Irregular lattice simulation of cement composite materials and structures

The response of cement-based materials to various types of severe loading is often governed by complicated fracture processes and toughening mechanisms. As a compliment to experimental testing, a 3D numerical model is developed to study the fracture properties of cement composites at different length scales, specifically at the meso and macroscale. The model is based on an irregular lattice representation of the material continuum.; The material domain is discretized as a Voronoi tessellation of an irregular set of points. Nodal connectivity of the lattice is defined by the dual Delaunay tessellation.
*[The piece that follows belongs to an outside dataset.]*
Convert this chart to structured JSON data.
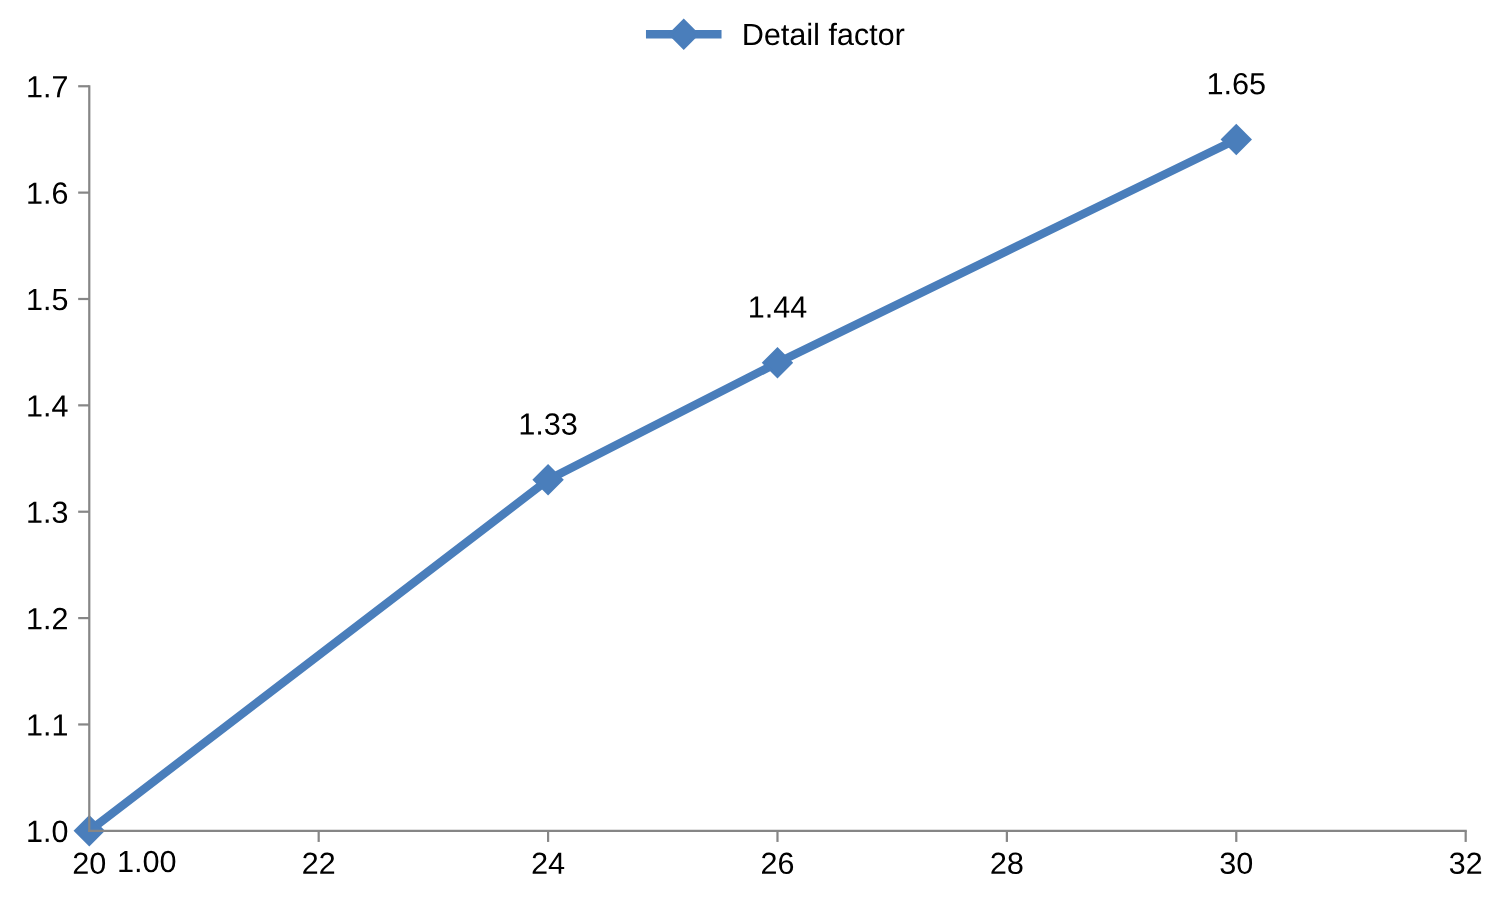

An efficient grid search algorithm based on domain partitioning has been developed to generate the point set at O( n) complexity.; At the macroscale, the cement composite (such as ordinary concrete) is treated as a homogeneous material. Curvilinear reinforcement can be introduced into the material irrespective of the domain discretization. The bond shear stress-slip response of the reinforcement is based on mechanics of reinforcement-matrix interface. At the mesoscale, the composite has three distinct phases consisting of a matrix media, spherical inclusions, and the matrix-inclusion interface. Spherical aggregates are individually discretized within the domain with control over the thickness of the matrix-inclusion interface. A macroscopic fracture model, which lumps all the fracture mechanisms into a prescribed softening relation, was implemented to relate cohesive stress to crack opening displacement. This modeling of fracture is energy conserving and objective with respect to both loading and mesh orientation. More brittle fracture laws are used when the material is modeled at the mesoscale. Verifications of the accuracy and applicability of this lattice model are obtained through analyses of deflection of prestressed concrete beams, fiber restraints on drying shrinkage of overlay systems, and fracture of notched beams.